TensorWave, known for constructing data centers using AMD components, has secured an additional $100 million in funding to advance its infrastructure goals. This latest investment round, driven by Magnetar and AMD Ventures, increases the company’s total raised capital to $146.7 million.
Other contributors in the funding round included Maverick Silicon, Nexus Venture Partners, and Prosperity7. Amid industry-wide cost concerns caused by tariffs on servers and chips, analysts estimate data center build costs could rise between 5 to 15 percent.
Investor hesitation has grown due to the risk of oversupply, especially as affordable artificial intelligence services proliferate. Overcapacity concerns have even slowed giant projects like OpenAI’s large scale Stargate data center.
TensorWave Pushes Forward Despite Industry Headwinds
Despite these challenges, TensorWave, headquartered in Las Vegas, reports sustained business momentum. The company is projected to finish the year earning more than $100 million in run-rate revenue, surging twentyfold from last year according to CEO Darrick Horton.
While Nvidia remains the dominant choice for data centers powering AI training, TensorWave pursued AMD hardware from the start to provide lower cost cloud solutions. The company recently launched a powerful training cluster featuring about 8,000 AMD Instinct MI325X GPUs.

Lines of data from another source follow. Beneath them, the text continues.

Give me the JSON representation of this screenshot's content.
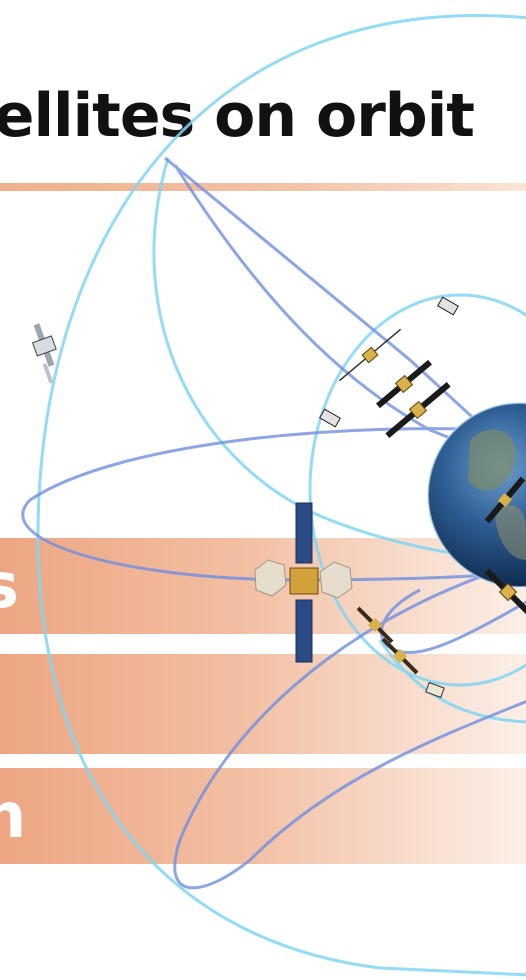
{
  "slide": {
    "title": "tellites on orbit",
    "bands": [
      "s",
      "",
      "n"
    ]
  },
  "colors": {
    "orbit_cyan": "#7fd6f4",
    "orbit_blue": "#6f8fe0",
    "band_orange": "#eda683",
    "title_text": "#111111"
  },
  "icons": [
    "satellite-icon",
    "earth-globe-icon"
  ]
}
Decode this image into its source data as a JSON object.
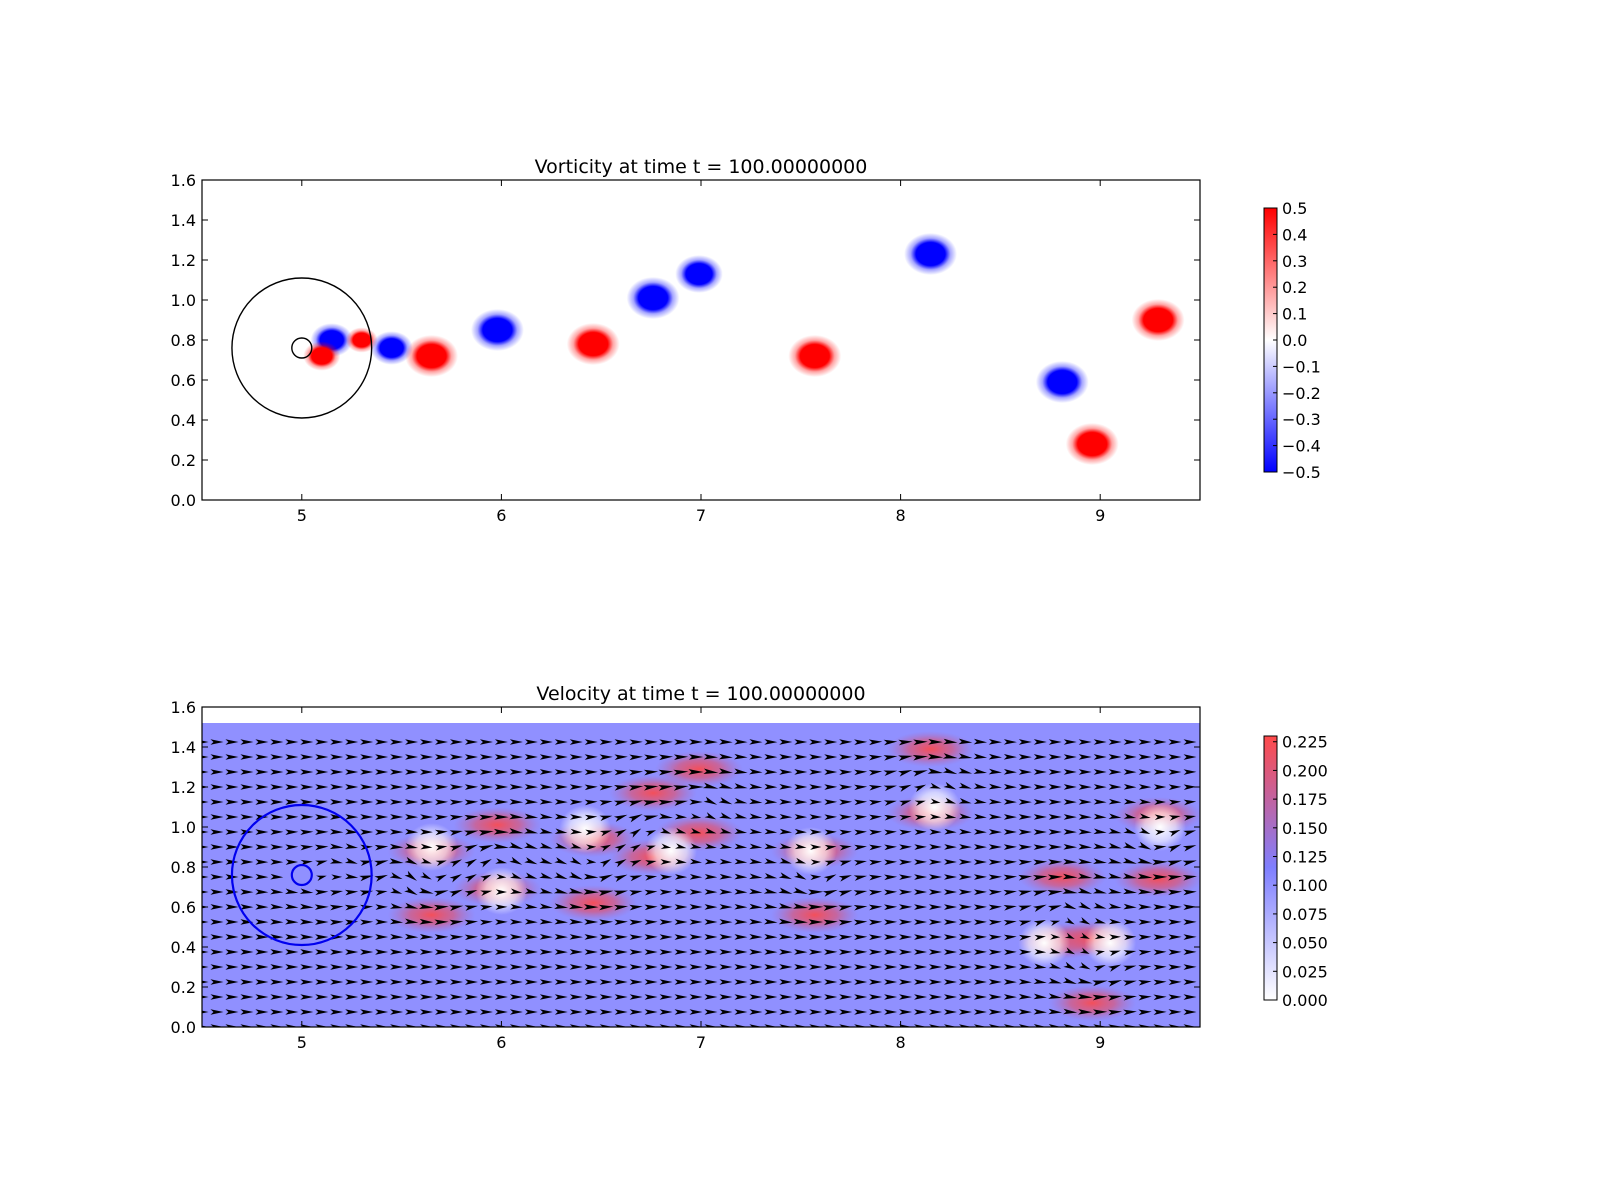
{
  "chart_data": [
    {
      "type": "heatmap",
      "title": "Vorticity at time t =   100.00000000",
      "xlabel": "",
      "ylabel": "",
      "xlim": [
        4.5,
        9.5
      ],
      "ylim": [
        0.0,
        1.6
      ],
      "xticks": [
        "5",
        "6",
        "7",
        "8",
        "9"
      ],
      "yticks": [
        "0.0",
        "0.2",
        "0.4",
        "0.6",
        "0.8",
        "1.0",
        "1.2",
        "1.4",
        "1.6"
      ],
      "colormap": [
        "#0000ff",
        "#ffffff",
        "#ff0000"
      ],
      "colorbar": {
        "range": [
          -0.5,
          0.5
        ],
        "ticks": [
          "0.5",
          "0.4",
          "0.3",
          "0.2",
          "0.1",
          "0.0",
          "−0.1",
          "−0.2",
          "−0.3",
          "−0.4",
          "−0.5"
        ]
      },
      "boundary_circles": [
        {
          "cx": 5.0,
          "cy": 0.76,
          "r": 0.35,
          "color": "#000000"
        },
        {
          "cx": 5.0,
          "cy": 0.76,
          "r": 0.05,
          "color": "#000000"
        }
      ],
      "vortices": [
        {
          "x": 5.15,
          "y": 0.8,
          "sign": -1,
          "strength": 0.8
        },
        {
          "x": 5.1,
          "y": 0.72,
          "sign": 1,
          "strength": 0.7
        },
        {
          "x": 5.3,
          "y": 0.8,
          "sign": 1,
          "strength": 0.6
        },
        {
          "x": 5.45,
          "y": 0.76,
          "sign": -1,
          "strength": 0.8
        },
        {
          "x": 5.65,
          "y": 0.72,
          "sign": 1,
          "strength": 1.0
        },
        {
          "x": 5.98,
          "y": 0.85,
          "sign": -1,
          "strength": 1.0
        },
        {
          "x": 6.46,
          "y": 0.78,
          "sign": 1,
          "strength": 1.0
        },
        {
          "x": 6.76,
          "y": 1.01,
          "sign": -1,
          "strength": 1.0
        },
        {
          "x": 6.99,
          "y": 1.13,
          "sign": -1,
          "strength": 0.9
        },
        {
          "x": 7.57,
          "y": 0.72,
          "sign": 1,
          "strength": 1.0
        },
        {
          "x": 8.15,
          "y": 1.23,
          "sign": -1,
          "strength": 1.0
        },
        {
          "x": 8.81,
          "y": 0.59,
          "sign": -1,
          "strength": 1.0
        },
        {
          "x": 8.96,
          "y": 0.28,
          "sign": 1,
          "strength": 1.0
        },
        {
          "x": 9.29,
          "y": 0.9,
          "sign": 1,
          "strength": 1.0
        }
      ]
    },
    {
      "type": "heatmap",
      "title": "Velocity at time t =   100.00000000",
      "xlabel": "",
      "ylabel": "",
      "xlim": [
        4.5,
        9.5
      ],
      "ylim": [
        0.0,
        1.6
      ],
      "xticks": [
        "5",
        "6",
        "7",
        "8",
        "9"
      ],
      "yticks": [
        "0.0",
        "0.2",
        "0.4",
        "0.6",
        "0.8",
        "1.0",
        "1.2",
        "1.4",
        "1.6"
      ],
      "data_ymax": 1.52,
      "colormap": [
        "#ffffff",
        "#7f7fff",
        "#ff4a4a"
      ],
      "colorbar": {
        "range": [
          0.0,
          0.23
        ],
        "ticks": [
          "0.225",
          "0.200",
          "0.175",
          "0.150",
          "0.125",
          "0.100",
          "0.075",
          "0.050",
          "0.025",
          "0.000"
        ]
      },
      "boundary_circles": [
        {
          "cx": 5.0,
          "cy": 0.76,
          "r": 0.35,
          "color": "#0000ee"
        },
        {
          "cx": 5.0,
          "cy": 0.76,
          "r": 0.05,
          "color": "#0000ee"
        }
      ],
      "quiver_spacing": {
        "dx": 0.075,
        "dy": 0.075
      },
      "background_flow": 0.1,
      "low_speed_regions": [
        {
          "x": 5.65,
          "y": 0.9
        },
        {
          "x": 6.0,
          "y": 0.68
        },
        {
          "x": 6.42,
          "y": 0.99
        },
        {
          "x": 6.85,
          "y": 0.88
        },
        {
          "x": 7.55,
          "y": 0.88
        },
        {
          "x": 8.17,
          "y": 1.1
        },
        {
          "x": 8.72,
          "y": 0.42
        },
        {
          "x": 9.05,
          "y": 0.42
        },
        {
          "x": 9.3,
          "y": 1.0
        }
      ]
    }
  ]
}
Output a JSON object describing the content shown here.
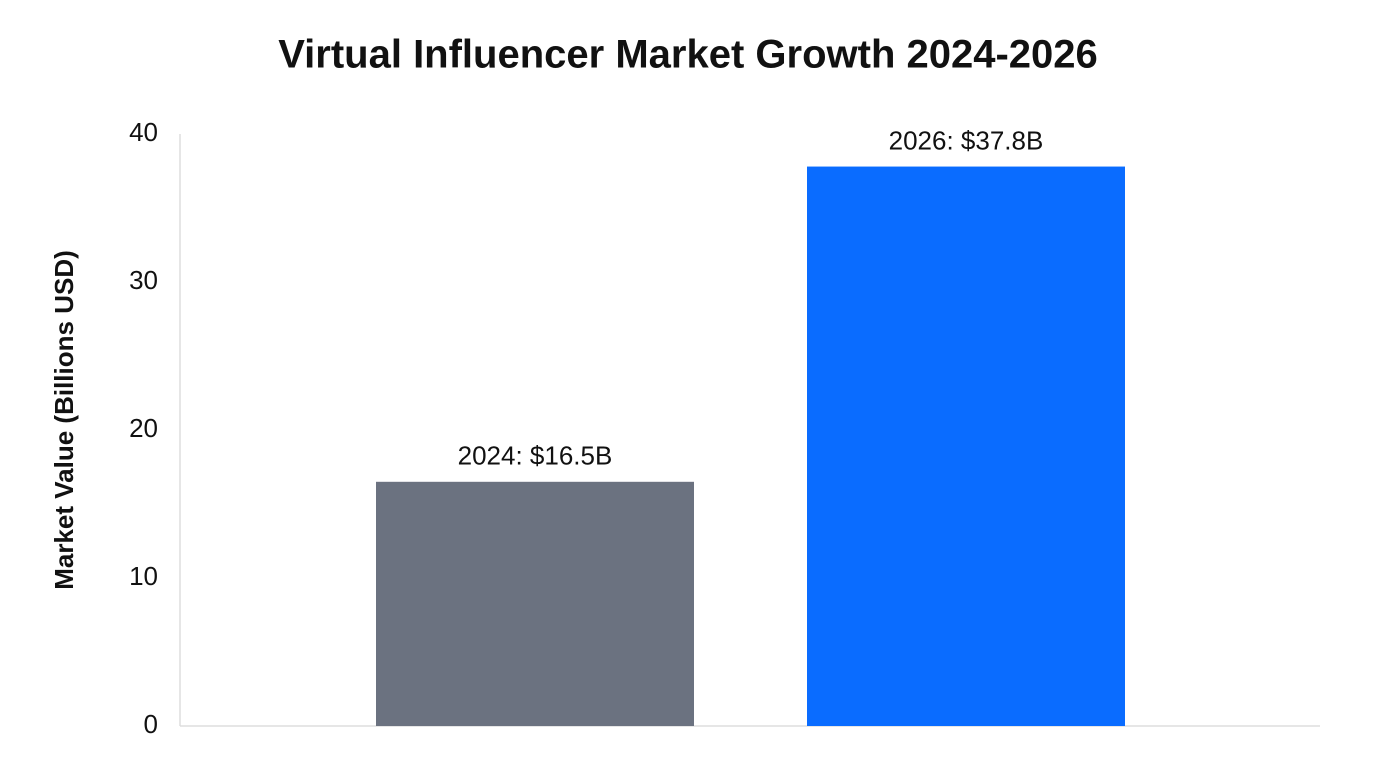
{
  "chart_data": {
    "type": "bar",
    "title": "Virtual Influencer Market Growth 2024-2026",
    "y_label": "Market Value (Billions USD)",
    "categories": [
      null,
      null
    ],
    "values": [
      16.5,
      37.8
    ],
    "value_labels": [
      "2024: $16.5B",
      "2026: $37.8B"
    ],
    "colors": [
      "#6b7280",
      "#0a6cff"
    ],
    "ylim": [
      0,
      40
    ],
    "yticks": [
      0,
      10,
      20,
      30,
      40
    ],
    "grid": false
  }
}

With its recent capital influx, TensorWave plans to expand this cluster, grow its workforce, and strengthen operations. Current staffing sits at 40, but leadership expects to surpass 100 employees before the year’s end.
According to Horton, the company’s mission is to make advanced AI computing accessible to a broader market, citing their Instinct MI325X deployment as just the first step. TensorWave joins a list of data center innovators, from new companies like Lamini and Nscale to established cloud providers such as Azure and Oracle, that are integrating AMD’s AI chips.
Founded in 2023 by Horton, Jeff Tatarchuk, and Piotr Tomasik, the team brings experience from ventures in cloud services, crypto mining, and digital marketing. Their combined expertise underpins TensorWave’s ambitions to become a leader in next-generation AI infrastructure.